Тебе обеспечены еще две недели в темнице. И так до тех пор, пока твоя воля не превратится в жалкую, ничтожную тряпку.

* * *

Никто из заключенных, к какому бы классу они ни относились, не получает писем и свиданий. Их жены могут умереть от горя, дети – от голода, они узнают об этом, только когда… и если!.. выйдут на волю. Из лагеря Дахау нескольким храбрецам удалось убежать. Из Хойберга, насколько мне известно, не убежал ни один человек.

Пара штурмовиков и рогатки, установленные на пороге каждого тюремного барака, видимо, были сочтены недостаточно надеждой охраной.
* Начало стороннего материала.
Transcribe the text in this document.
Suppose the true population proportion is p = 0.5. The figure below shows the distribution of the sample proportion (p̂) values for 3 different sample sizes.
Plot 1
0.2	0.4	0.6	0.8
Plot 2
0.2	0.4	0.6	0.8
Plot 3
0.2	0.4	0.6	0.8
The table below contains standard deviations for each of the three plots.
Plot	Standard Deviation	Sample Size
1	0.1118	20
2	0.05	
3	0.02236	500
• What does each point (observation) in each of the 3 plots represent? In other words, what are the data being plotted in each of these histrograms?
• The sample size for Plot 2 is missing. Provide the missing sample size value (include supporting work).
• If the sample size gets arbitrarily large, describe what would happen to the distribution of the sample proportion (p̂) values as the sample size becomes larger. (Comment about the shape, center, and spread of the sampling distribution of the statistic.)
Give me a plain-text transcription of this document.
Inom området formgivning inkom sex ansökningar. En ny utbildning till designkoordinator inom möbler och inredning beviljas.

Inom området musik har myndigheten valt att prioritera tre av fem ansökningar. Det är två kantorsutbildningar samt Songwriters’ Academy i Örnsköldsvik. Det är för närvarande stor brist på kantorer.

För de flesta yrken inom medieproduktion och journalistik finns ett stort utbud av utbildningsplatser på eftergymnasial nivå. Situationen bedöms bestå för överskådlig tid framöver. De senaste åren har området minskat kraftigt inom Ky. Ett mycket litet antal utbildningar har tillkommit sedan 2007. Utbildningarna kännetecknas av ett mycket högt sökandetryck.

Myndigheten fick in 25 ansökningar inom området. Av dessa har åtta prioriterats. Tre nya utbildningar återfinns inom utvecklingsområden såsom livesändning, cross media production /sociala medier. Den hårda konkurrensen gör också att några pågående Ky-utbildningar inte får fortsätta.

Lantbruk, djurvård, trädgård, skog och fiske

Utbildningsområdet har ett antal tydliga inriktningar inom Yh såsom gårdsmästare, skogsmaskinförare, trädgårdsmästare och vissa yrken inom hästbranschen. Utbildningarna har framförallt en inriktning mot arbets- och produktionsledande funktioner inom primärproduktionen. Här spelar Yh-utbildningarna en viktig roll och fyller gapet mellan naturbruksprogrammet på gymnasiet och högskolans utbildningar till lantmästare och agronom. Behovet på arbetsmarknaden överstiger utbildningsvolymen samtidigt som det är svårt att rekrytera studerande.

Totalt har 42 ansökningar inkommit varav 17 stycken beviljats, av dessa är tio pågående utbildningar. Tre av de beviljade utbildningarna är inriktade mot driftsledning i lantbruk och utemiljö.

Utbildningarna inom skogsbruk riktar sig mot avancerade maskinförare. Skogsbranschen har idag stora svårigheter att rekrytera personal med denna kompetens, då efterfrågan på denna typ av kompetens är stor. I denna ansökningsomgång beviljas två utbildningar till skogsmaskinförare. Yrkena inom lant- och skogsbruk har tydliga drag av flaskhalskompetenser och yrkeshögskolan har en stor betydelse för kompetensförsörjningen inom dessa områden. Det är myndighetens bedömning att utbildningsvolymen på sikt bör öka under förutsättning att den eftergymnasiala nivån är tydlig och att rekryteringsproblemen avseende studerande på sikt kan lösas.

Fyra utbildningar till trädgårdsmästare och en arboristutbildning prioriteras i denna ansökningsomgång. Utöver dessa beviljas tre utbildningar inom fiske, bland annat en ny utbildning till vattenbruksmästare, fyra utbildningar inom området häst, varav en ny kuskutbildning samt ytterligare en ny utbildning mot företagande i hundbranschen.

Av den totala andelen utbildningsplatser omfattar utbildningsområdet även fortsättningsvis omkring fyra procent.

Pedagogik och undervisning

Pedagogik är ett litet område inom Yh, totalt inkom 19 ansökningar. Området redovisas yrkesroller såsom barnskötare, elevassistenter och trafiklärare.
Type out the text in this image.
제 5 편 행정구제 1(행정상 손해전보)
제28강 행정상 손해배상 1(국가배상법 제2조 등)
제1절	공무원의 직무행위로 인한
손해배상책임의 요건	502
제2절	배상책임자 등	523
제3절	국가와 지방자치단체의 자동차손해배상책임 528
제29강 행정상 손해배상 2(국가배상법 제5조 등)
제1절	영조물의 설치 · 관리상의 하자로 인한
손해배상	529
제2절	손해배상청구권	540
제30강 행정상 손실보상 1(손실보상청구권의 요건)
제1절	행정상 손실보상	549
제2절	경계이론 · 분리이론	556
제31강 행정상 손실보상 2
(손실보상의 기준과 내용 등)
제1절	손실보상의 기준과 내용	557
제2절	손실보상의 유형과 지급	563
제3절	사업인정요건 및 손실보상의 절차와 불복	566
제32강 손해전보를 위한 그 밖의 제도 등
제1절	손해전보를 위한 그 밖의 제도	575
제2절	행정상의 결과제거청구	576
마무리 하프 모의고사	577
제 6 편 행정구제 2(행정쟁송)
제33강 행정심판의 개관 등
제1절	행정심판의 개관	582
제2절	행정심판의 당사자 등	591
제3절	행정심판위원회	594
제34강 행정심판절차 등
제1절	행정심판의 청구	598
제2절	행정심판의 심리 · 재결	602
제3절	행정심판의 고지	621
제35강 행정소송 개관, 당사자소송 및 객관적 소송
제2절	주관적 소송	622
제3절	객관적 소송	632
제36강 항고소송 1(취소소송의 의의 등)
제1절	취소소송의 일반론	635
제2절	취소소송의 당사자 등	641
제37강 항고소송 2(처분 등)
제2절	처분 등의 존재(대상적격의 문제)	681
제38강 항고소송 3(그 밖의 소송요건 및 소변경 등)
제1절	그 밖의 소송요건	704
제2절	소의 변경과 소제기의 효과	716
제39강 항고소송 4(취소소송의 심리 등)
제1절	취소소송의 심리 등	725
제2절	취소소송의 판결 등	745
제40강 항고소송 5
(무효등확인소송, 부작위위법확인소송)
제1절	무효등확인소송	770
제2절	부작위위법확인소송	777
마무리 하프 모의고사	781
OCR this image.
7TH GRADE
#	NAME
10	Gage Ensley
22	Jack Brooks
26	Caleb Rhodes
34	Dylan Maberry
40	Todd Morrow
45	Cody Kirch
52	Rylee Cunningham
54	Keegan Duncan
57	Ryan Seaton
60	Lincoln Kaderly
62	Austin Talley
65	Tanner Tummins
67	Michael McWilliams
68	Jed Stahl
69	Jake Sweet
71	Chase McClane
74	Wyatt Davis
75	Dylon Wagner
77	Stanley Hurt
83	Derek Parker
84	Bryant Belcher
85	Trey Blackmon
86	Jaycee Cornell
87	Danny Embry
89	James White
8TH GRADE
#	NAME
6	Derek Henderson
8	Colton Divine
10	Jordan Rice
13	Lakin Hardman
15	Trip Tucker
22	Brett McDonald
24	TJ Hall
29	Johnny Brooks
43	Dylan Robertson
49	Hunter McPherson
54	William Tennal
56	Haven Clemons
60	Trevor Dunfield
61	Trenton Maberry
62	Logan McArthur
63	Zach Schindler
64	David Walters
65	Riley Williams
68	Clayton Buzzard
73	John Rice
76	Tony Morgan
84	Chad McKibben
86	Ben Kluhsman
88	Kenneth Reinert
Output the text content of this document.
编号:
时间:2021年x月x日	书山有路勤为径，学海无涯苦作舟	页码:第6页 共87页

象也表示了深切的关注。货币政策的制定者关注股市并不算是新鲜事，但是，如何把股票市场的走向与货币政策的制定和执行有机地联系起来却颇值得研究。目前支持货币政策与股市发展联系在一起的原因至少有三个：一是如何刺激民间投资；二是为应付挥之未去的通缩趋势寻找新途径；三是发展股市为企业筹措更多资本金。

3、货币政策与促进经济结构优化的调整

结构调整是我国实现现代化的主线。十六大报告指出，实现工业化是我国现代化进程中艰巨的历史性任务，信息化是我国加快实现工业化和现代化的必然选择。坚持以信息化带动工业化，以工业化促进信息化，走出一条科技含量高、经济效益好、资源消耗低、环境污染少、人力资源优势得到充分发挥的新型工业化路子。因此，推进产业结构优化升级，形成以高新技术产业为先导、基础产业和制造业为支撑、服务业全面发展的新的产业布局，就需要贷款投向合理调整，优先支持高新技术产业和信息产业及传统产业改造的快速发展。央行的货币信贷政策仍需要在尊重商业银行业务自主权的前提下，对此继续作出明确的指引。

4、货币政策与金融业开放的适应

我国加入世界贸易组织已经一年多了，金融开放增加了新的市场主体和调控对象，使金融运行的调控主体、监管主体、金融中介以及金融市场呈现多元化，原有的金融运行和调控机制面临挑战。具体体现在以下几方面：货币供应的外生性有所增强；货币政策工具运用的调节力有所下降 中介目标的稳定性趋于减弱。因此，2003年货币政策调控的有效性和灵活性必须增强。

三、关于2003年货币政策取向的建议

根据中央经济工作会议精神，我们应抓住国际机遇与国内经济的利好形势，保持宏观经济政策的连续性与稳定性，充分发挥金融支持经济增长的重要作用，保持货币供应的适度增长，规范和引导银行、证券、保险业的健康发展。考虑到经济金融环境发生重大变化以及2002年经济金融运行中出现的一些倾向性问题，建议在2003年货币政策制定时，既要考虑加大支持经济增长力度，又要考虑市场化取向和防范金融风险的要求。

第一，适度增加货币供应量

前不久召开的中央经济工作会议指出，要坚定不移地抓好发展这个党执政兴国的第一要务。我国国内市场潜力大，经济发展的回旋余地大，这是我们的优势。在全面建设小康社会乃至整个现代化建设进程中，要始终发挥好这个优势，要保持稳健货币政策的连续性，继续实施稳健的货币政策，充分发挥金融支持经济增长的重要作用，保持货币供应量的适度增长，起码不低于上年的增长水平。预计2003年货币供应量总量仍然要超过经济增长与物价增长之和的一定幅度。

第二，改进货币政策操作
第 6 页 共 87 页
Весь лагерь окружен колючей проволокой под высоким напряжением. И у всех входов стоят часовые.

Когда вюртембергские власти, на сто процентов состоящие из нацистов, сравнивают свой концлагерь с курортом, они еще слишком скромны. Хойберг – настоящий санаторий. Только подумайте: всем отдыхающим тут предлагают электролечение. Радикальный метод, который может за долю секунды избавить человека от всех болезней, включая самый страшный недуг – жизнь в стране, где вас считают лишним.

И это лечение бесплатно!

Швабы – тугодумы, они не доверяют новым идеям и политическим переворотам. Но в конце концов под воздействием подобных благодеяний даже немногие злостные упрямцы, не разделявшие идеалы Третьего рейха, волей-неволей изменили убеждения.